We have to be on the offensive. We must seek to advance women’s rights, not simply defend them. We must not allow ourselves to be pushed back. We are proud to say that in 2019, Norway, together with a number of likeminded countries, succeeded in maintaining the strong language on women’s sexual and reproductive health and rights in almost all negotiations on UN resolutions. This is important for the UN’s work on the ground.
Lastly, we must listen to and engage in partnerships with civil society organisations. And we have to fund them.
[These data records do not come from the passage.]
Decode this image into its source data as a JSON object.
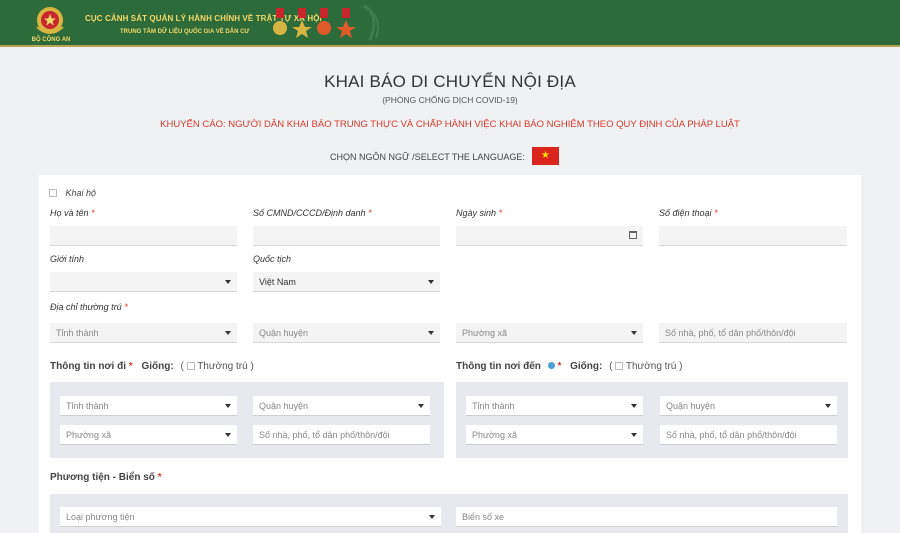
{
  "header": {
    "emblem_label": "BỘ CÔNG AN",
    "org_line1": "CỤC CẢNH SÁT QUẢN LÝ HÀNH CHÍNH VỀ TRẬT TỰ XÃ HỘI",
    "org_line2": "TRUNG TÂM DỮ LIỆU QUỐC GIA VỀ DÂN CƯ",
    "colors": {
      "bar": "#2d6b3a",
      "text": "#f3d96a"
    }
  },
  "page": {
    "title": "KHAI BÁO DI CHUYỂN NỘI ĐỊA",
    "subtitle": "(PHÒNG CHỐNG DỊCH COVID-19)",
    "warning": "KHUYẾN CÁO: NGƯỜI DÂN KHAI BÁO TRUNG THỰC VÀ CHẤP HÀNH VIỆC KHAI BÁO NGHIÊM THEO QUY ĐỊNH CỦA PHÁP LUẬT",
    "language_label": "CHỌN NGÔN NGỮ /SELECT THE LANGUAGE:",
    "flag_icon": "vietnam-flag-icon",
    "warning_color": "#d73a2a"
  },
  "form": {
    "on_behalf_label": "Khai hộ",
    "required_mark": "*",
    "full_name_label": "Họ và tên",
    "id_label": "Số CMND/CCCD/Định danh",
    "dob_label": "Ngày sinh",
    "phone_label": "Số điện thoại",
    "gender_label": "Giới tính",
    "nationality_label": "Quốc tịch",
    "nationality_value": "Việt Nam",
    "address_label": "Địa chỉ thường trú",
    "province_placeholder": "Tỉnh thành",
    "district_placeholder": "Quận huyện",
    "ward_placeholder": "Phường xã",
    "street_placeholder": "Số nhà, phố, tổ dân phố/thôn/đội",
    "departure_title": "Thông tin nơi đi",
    "destination_title": "Thông tin nơi đến",
    "same_as_label": "Giống:",
    "open_paren": "(",
    "close_paren": ")",
    "permanent_label": "Thường trú",
    "vehicle_title": "Phương tiện - Biển số",
    "vehicle_type_placeholder": "Loại phương tiện",
    "plate_placeholder": "Biển số xe"
  }
}
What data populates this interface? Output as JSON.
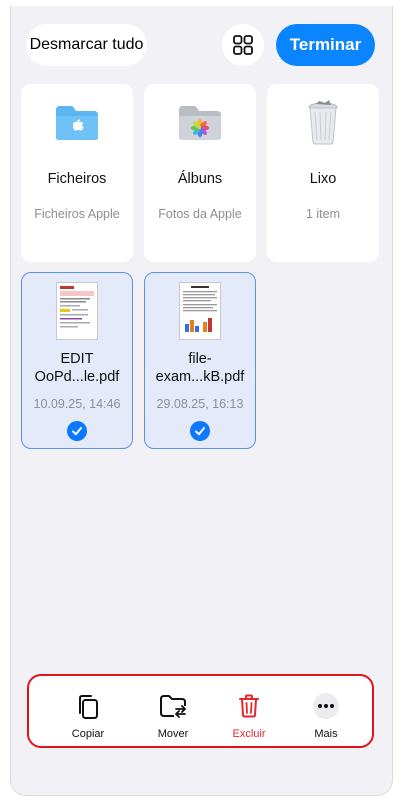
{
  "header": {
    "deselect_label": "Desmarcar tudo",
    "done_label": "Terminar"
  },
  "locations": [
    {
      "name": "Ficheiros",
      "sub": "Ficheiros Apple",
      "icon": "blue-folder-icon"
    },
    {
      "name": "Álbuns",
      "sub": "Fotos da Apple",
      "icon": "photos-folder-icon"
    },
    {
      "name": "Lixo",
      "sub": "1 item",
      "icon": "trash-bin-icon"
    }
  ],
  "files": [
    {
      "name_line1": "EDIT",
      "name_line2": "OoPd...le.pdf",
      "date": "10.09.25, 14:46",
      "selected": true
    },
    {
      "name_line1": "file-",
      "name_line2": "exam...kB.pdf",
      "date": "29.08.25, 16:13",
      "selected": true
    }
  ],
  "toolbar": {
    "copy_label": "Copiar",
    "move_label": "Mover",
    "delete_label": "Excluir",
    "more_label": "Mais"
  },
  "colors": {
    "accent": "#0a84ff",
    "delete": "#e5262c",
    "highlight_border": "#e0141b"
  }
}
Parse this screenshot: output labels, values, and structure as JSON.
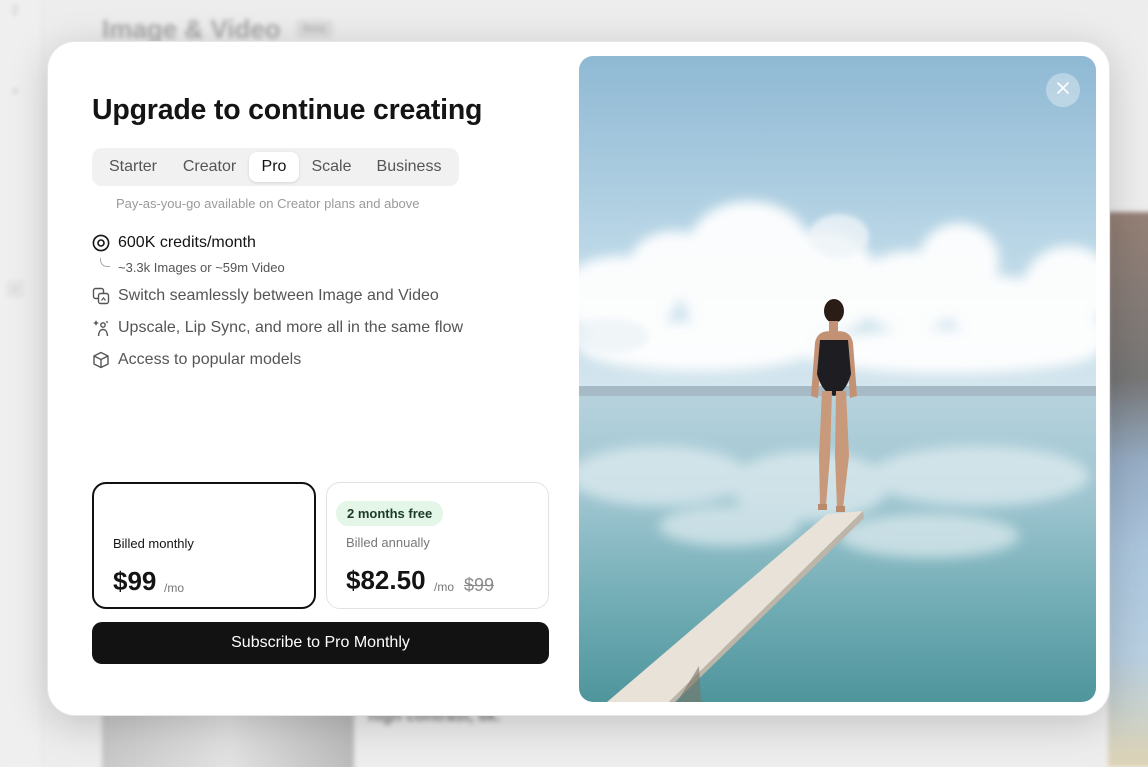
{
  "background": {
    "page_title": "Image & Video",
    "badge": "Beta",
    "caption": "high contrast, 8k."
  },
  "modal": {
    "title": "Upgrade to continue creating",
    "tabs": [
      {
        "label": "Starter",
        "active": false
      },
      {
        "label": "Creator",
        "active": false
      },
      {
        "label": "Pro",
        "active": true
      },
      {
        "label": "Scale",
        "active": false
      },
      {
        "label": "Business",
        "active": false
      }
    ],
    "payg_note": "Pay-as-you-go available on Creator plans and above",
    "features": {
      "credits": {
        "label": "600K credits/month",
        "icon": "coin-icon",
        "sub": "~3.3k Images or ~59m Video"
      },
      "switch": {
        "label": "Switch seamlessly between Image and Video",
        "icon": "media-switch-icon"
      },
      "upscale": {
        "label": "Upscale, Lip Sync, and more all in the same flow",
        "icon": "sparkle-person-icon"
      },
      "models": {
        "label": "Access to popular models",
        "icon": "cube-icon"
      }
    },
    "plans": {
      "monthly": {
        "billed": "Billed monthly",
        "price": "$99",
        "per": "/mo",
        "selected": true
      },
      "annual": {
        "badge": "2 months free",
        "billed": "Billed annually",
        "price": "$82.50",
        "per": "/mo",
        "original": "$99",
        "selected": false
      }
    },
    "cta": "Subscribe to Pro Monthly",
    "close_icon": "close-icon"
  },
  "colors": {
    "cta_bg": "#121212",
    "badge_green_bg": "#e3f6e8",
    "sky_top": "#8fb9d4",
    "water": "#5e9fa8"
  }
}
We must also make sure that the UN has sufficient funding to carry out its normative work.
For a small country like Norway, it may be hard to change the great powers’ positions, but despite our size, we can certainly put up a fight!
Financially, Norway is one of the world’s biggest contributors to efforts to promote SRHR.
In response to the reinstatement of the global gag rule, we increased our support for SRHR. We have also expressed our concerns over the global gag rule directly to the US State Department on more than one occasion.
During the Nairobi Summit in November, Norway made a commitment to remain a global champion for SRHR, both financially and politically.
You can read all the commitments on the conference webpage, so I will only give you the headlines now. In short, Norway has pledged to invest NOK 10.4 billion in SRHR over the next six years. This includes NOK 760 million for efforts to combat harmful practices over the next four years.
In addition, Norway has pledged NOK 1 billion to protect against sexual and gender-based violence and to provide sexual and reproductive health services in humanitarian situations.
Sexual violence is still widespread in conflict areas, and women have too little say in peacekeeping operations that are supposed to ensure their safety. That is also why Norway has taken the role as a champion for women’s peace and security in the UN Secretary-General’s ‘Action for Peacekeeping’ initiative.
2020 is a very important year. We will mark the 25th anniversary of the Beijing Platform for Action, and the 20th anniversary of the UN Security Council resolution on women, peace and security. This year we will assess the progress that has been made, and celebrate our achievements. But first and foremost, we will strengthen the fight for women’s rights.
Sexual and reproductive health and rights provide an important framework for ensuring women’s freedom, power and opportunities. If girls and women cannot decide over their own bodies, this affects their ability to go to school, to work and to participate in society. This is also why access to comprehensive sexuality education, family planning and safe abortion, as well as freedom from violence and harmful practices, are so fundamental in the fight for gender equality.
It is hard to understand why this is controversial. We should not have to use time and resources on defending rights that have been agreed
Let there be no doubt, Norway will do what it can to prevent any erosion of these rights.
We must all work together. Thank you all for your contributions.